Proper practices in greetings

Dear Rabbi Fried,
I recently read in a letter to the editor of The Dallas Morning News, titled “Scripture Doesn’t Justify Prejudice” (April 29, 2015), that a woman was offended by an Orthodox Jew who declined to shake her hand for religious reasons.
The author contends that this is just another instance of an individual or group of individuals invoking “religious freedom” as a justification for hurtful and discriminatory attitudes and actions, and is the result of antiquated, fundamentalist teaching. He compares this with the laws recently passed (and subsequently withdrawn or modified) in Indiana and Arkansas.
Those laws, and this act, share the same underlying principle: a discomfort, dislike, fear or downright hatred of a certain group of people just because they’re different. Whether the targets are women, gays, Muslims or dark-skinned immigrants, citing scriptural passages from the Bible or Quran to justify ugly prejudices has little to do with actual religious conviction, but is part of the “religious freedom” invoked by fundamentalists of all faiths.
That is the gist of his comments, and I wondered if you have anything to remark about the above? Is a man refraining from shaking hands with a woman an Orthodox law and, according to your interpretation, does it exhibit disdain toward women?

Marcie W.

Dear Marcie,
The comments of the writer which you quote is predicated upon a gross misunderstanding of Jewish law in general and this law in particular.
This author’s comments are obviously based on his worldview that the laws of the Torah are not prescribed by God, rather man-made (and not “woman-made”).
Hence, it is plausible that this or any other Torah laws could be fundamentally chauvinistic and prejudiced against women.
Anyone who believes that the mitzvot of the Torah are of divine origin would know, however, that there must be something deeper going on, and not simply some vehicle of hatred. Obviously the Creator of woman does not disdain His creation; man and woman are equally beloved in the eyes of God although they are obviously different in many ways.
Not understanding the law
The said author also reveals his total ignorance in the understanding of this particular law, namely the Torah’s prohibition of coming into physical contact with members of the opposite sex (except, obviously, for close relatives). The author assumes, based on his bias, that the prohibition is for a man to have physical contact with a woman, when, in fact, a woman is equally proscribed from physical contact with a man (in the situations mentioned above; we obviously are not referring to a husband and wife, or parents and children, etc.).
This instruction is not some fundamentalist, extremist attitude, rather a verse in the Torah, (see Leviticus 18:6; Maimonides Code, Issurei Biah 21:1; and codified in the Code of Jewish Law 20:1).
All of the above is with regard to physical contact conducted in a loving or lustful way. Maimonides is clear that the Torah prohibition applies only when the contact is in the above manner.

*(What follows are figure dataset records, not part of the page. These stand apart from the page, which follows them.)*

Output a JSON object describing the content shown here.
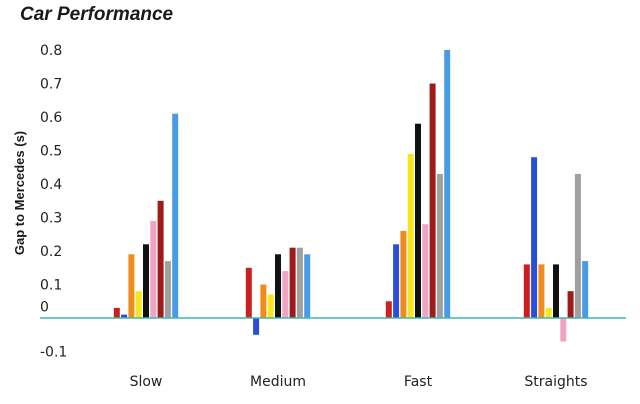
{
  "chart_data": {
    "type": "bar",
    "title": "Car Performance",
    "xlabel": "",
    "ylabel": "Gap to Mercedes (s)",
    "ylim": [
      -0.1,
      0.8
    ],
    "yticks": [
      "0.8",
      "0.7",
      "0.6",
      "0.5",
      "0.4",
      "0.3",
      "0.2",
      "0.1",
      "0",
      "-0.1"
    ],
    "categories": [
      "Slow",
      "Medium",
      "Fast",
      "Straights"
    ],
    "grid": false,
    "zero_line_color": "#38b9b3",
    "series": [
      {
        "color": "#cc1f1f",
        "values": [
          0.03,
          0.15,
          0.05,
          0.16
        ]
      },
      {
        "color": "#2a4fd6",
        "values": [
          0.01,
          -0.05,
          0.22,
          0.48
        ]
      },
      {
        "color": "#f08c1e",
        "values": [
          0.19,
          0.1,
          0.26,
          0.16
        ]
      },
      {
        "color": "#f5e61f",
        "values": [
          0.08,
          0.07,
          0.49,
          0.03
        ]
      },
      {
        "color": "#111111",
        "values": [
          0.22,
          0.19,
          0.58,
          0.16
        ]
      },
      {
        "color": "#f0a3c3",
        "values": [
          0.29,
          0.14,
          0.28,
          -0.07
        ]
      },
      {
        "color": "#a01a1a",
        "values": [
          0.35,
          0.21,
          0.7,
          0.08
        ]
      },
      {
        "color": "#a0a0a0",
        "values": [
          0.17,
          0.21,
          0.43,
          0.43
        ]
      },
      {
        "color": "#4a9be6",
        "values": [
          0.61,
          0.19,
          0.8,
          0.17
        ]
      }
    ]
  }
}
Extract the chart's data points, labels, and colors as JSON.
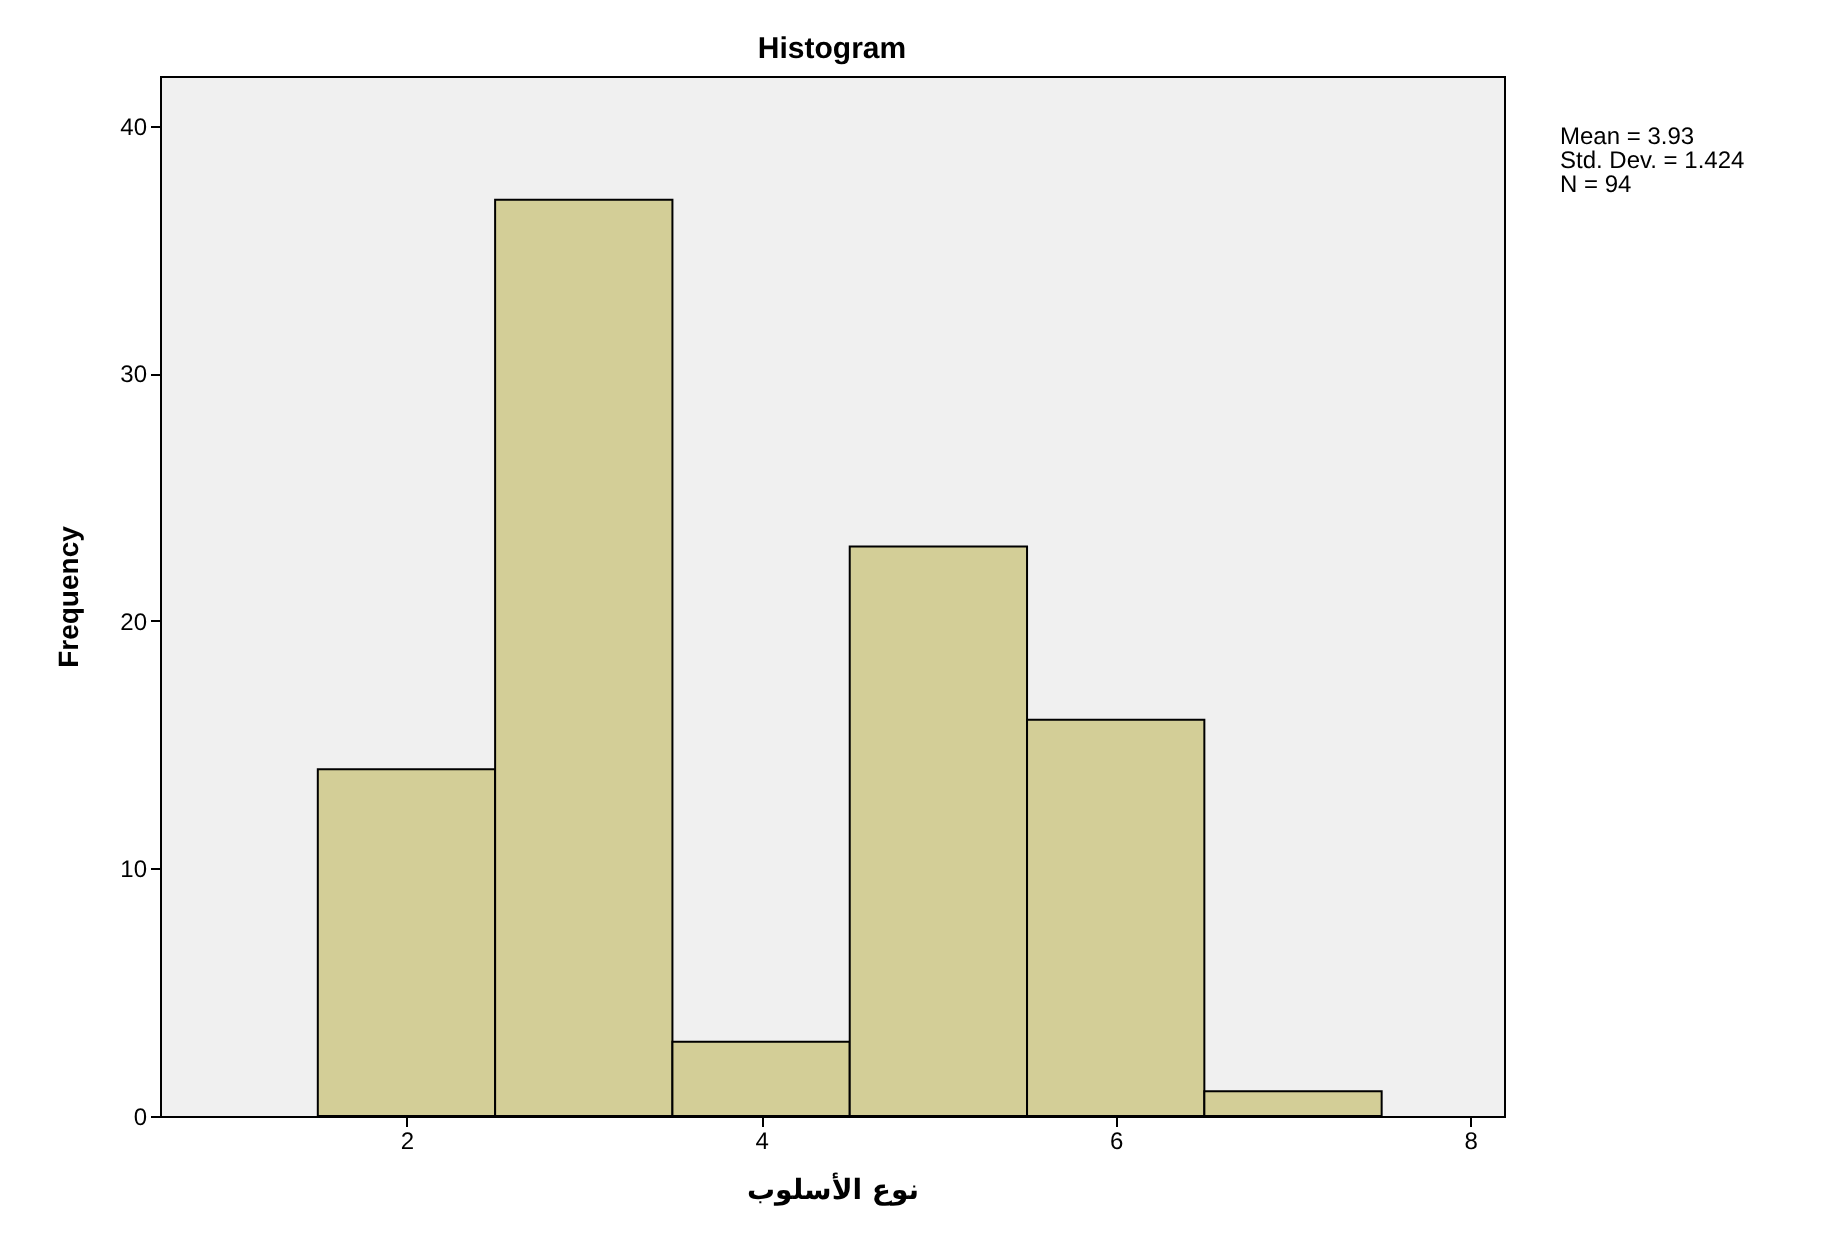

Where there is room for dispute is in regard to shaking hands in a businesslike manner.
There is a dispute among the later authorities if this would come under the broader concern that physical contact of any kind may lead to other things, or it would be excluded since, presently, it is not with that intent.
All Halachic authorities of Jewish law prohibit hand shaking of the opposite sex, maintaining that even if it would not be proscribed by Torah law, it would come under rabbinic prohibition, applying equally to men and women.
There is, however, a dispute if a member of the opposite sex has already extended their hand. Some contend that one could then shake their hand in a minimal way as so not to potentially insult the person. Many authorities consider this to be under the same prohibition as general physical contact.
Just as an observant person wouldn’t think of eating non-kosher food in order to not insult another (he or she would find a way to explain they don’t eat such food), so too they refrain in this thorny situation, and do their best to explain to the other to the best of their ability that the other person will not be insulted.
This has nothing at all to do with disdain or hatred for a member of the opposite sex; it only means that all physical contact is reserved for one’s spouse or family members. I, personally, act in accordance with the first opinion, which was that of my late mentor Rav S.Z. Aurbach ob’m, who contended that one should not risk insulting the other person, relying, after the fact, on the reality that the handshake is not lustful contact.
Many, however, act in accordance with the second opinion, and both are acceptable practices as we have explained, and should not be criticized for conducting themselves in that manner.
I wonder if the author in question would maintain that the Orthodox Jew should, indeed, partake of the non-kosher food offered by a non-observant Jew as not to insult him or her.
Would he further maintain that not to do so is exhibiting a fundamentalist approach and a disdain, or even hatred, of his or her host to decline the food?
Would the author similarly criticize a Conservative rabbi as racist because he refuses to conduct a mixed wedding? We have a lot to think about the slippery slope society is sliding along when those in Indiana and anywhere else are no longer allowed to exercise their own religious freedom when it clashes with the opinions of those who reject them.
We have lived through too many times in our history when our religion was considered outmoded, and we have sadly lived (or died) through the results of those times.